Prisão de trio investigado por morte de jovem em salto sem corda


Via Folha de São Paulo – A Justiça converteu em preventiva e sem prazo a prisão dos três homens detidos em flagrante no sábado (13) após a morte de Maria Eduarda Rodrigues de Freitas, de 21 anos. A jovem foi lançada durante uma atividade de rope jump (salto com corda) na ponte do Esqueleto, localizada no limite de Limeira com Cordeirópolis, no interior de São Paulo.

Luis Felipe Feliciano Egoroff, 32, Vitor de Freitas Gonçalves, 27, e Maicon Fernandes Cintra, 42, foram indiciados por homicídio com dolo eventual, quando se assume o risco de uma ação gerar dano.

A conversão da prisão em preventiva ocorreu na manhã deste domingo (14), em audiência de custódia realizada por videoconferência. Com isso, os três responderão ao processo presos.

O advogado do trio foi procurado por telefone e e-mail na noite deste domingo, mas não respondeu até o momento. A reportagem também tentou contato com a empresa Entre Cordas, por telefone, dois endereços de e-mail, rede social e WhatsApp, mas não obteve qualquer retorno além de uma mensagem automática.

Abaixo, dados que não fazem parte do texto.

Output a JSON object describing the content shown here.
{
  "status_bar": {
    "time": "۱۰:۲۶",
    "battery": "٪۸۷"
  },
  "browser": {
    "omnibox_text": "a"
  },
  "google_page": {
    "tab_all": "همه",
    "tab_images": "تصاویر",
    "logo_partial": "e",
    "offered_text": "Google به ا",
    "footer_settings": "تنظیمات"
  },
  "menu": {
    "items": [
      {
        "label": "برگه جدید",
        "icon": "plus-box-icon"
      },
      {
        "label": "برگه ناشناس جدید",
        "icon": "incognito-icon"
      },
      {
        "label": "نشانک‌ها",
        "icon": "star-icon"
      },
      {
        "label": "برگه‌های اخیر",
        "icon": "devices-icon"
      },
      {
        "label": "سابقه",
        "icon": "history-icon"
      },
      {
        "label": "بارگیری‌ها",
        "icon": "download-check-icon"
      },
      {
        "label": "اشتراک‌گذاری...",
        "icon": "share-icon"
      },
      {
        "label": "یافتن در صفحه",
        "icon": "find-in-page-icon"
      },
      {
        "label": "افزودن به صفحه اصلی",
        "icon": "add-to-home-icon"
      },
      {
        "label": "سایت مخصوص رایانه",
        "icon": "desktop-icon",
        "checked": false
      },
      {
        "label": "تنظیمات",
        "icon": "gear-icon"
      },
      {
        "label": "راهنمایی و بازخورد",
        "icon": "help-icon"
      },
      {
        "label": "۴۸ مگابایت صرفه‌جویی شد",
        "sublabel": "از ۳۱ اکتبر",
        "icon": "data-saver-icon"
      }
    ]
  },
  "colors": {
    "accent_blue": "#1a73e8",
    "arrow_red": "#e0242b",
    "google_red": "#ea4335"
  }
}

Imagens compartilhadas em rede social mostram que os equipamentos de segurança não estavam devidamente fixados no momento do salto. A vítima não resistiu à queda e o óbito foi constatado por equipe do Samu.

De acordo com o boletim de ocorrência, dois dos investigados fugiram para uma área de mata quando policiais chegaram ao local. Foi necessário o acionamento de reforços com viaturas e helicóptero.

Outros dois investigados trocaram de roupas antes da chegada dos policiais, mas foram identificados. Ao menos até o registro do boletim de ocorrência, a câmera que estava com a vítima no momento do salto não foi encontrada.

Ao todo, seis pessoas foram conduzidas ao distrito policial para prestar esclarecimentos. Do total, três foram indiciadas e presas, enquanto as demais foram registradas como investigadas.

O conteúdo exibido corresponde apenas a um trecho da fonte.